There is a great deal of variety in the landscape in Italy, although it is characterized predominantly by two mountain chains: the Alps and the Apennines. The former extends over 600 miles from east to west. It consists of great massifs in the western sector, with peaks rising to over 14,000 feet, including Mont Blanc, Monte Rosa and the Matterhorn.
The Alpine foothills are characterized by large lakes: Lake Maggiore and the lakes of Como, Iseo and Garda. The Apennines form the backbone of the peninsula, stretching in a wide arc concave to the Tyrrhenian Sea. The Corno Grande (Gran Sasso d'Italia) is the highest peak.
A large part of central Italy is characterized by a green hilly landscape, through which the rivers Arno and Tiber run. The southern section of the chain pushes out to the east forming the Gargano promontory and, sloping down further south, the Salentine peninsula. It then proceeds to the west with the Calabrian and Peloritano massif stretching across the Strait of Messina into Sicilia.
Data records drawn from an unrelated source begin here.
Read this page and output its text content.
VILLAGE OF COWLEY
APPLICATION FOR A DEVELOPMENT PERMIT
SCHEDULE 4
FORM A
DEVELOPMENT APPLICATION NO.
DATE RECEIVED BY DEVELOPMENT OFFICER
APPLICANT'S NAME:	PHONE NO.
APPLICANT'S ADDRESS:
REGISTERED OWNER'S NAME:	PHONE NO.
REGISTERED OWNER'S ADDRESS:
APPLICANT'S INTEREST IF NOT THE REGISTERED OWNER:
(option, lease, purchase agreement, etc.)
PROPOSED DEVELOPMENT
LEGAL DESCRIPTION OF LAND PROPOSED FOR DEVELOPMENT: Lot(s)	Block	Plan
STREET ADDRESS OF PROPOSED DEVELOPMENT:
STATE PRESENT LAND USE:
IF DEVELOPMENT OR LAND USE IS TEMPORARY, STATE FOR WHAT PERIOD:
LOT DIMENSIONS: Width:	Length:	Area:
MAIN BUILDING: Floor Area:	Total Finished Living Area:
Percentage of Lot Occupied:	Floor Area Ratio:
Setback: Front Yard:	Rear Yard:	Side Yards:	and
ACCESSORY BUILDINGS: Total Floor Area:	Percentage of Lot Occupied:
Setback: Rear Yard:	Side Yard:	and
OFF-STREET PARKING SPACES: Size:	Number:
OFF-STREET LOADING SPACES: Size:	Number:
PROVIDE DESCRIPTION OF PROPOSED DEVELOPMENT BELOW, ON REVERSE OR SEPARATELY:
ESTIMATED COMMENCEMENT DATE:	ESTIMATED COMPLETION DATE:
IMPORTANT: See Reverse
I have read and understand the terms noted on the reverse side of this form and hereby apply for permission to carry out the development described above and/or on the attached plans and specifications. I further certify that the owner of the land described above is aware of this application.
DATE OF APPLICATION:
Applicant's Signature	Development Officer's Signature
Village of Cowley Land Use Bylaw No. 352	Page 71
The principal islands are Sicily, rising up to the great volcanic cone of Etna (10,860 feet) and Sardinia. Italy is famous for its three legendary active volcanoes namely, Stromboli in the Aeolian Islands and Etna on Sicily.
The main archipelagos are the Tremiti Islands in the Adriatic Sea, the Tuscan Archipelago, the Pontine Islands, the Aeolian Islands and the Egadi Islands in the Tyrrhenian Sea off the coast of Sicilia.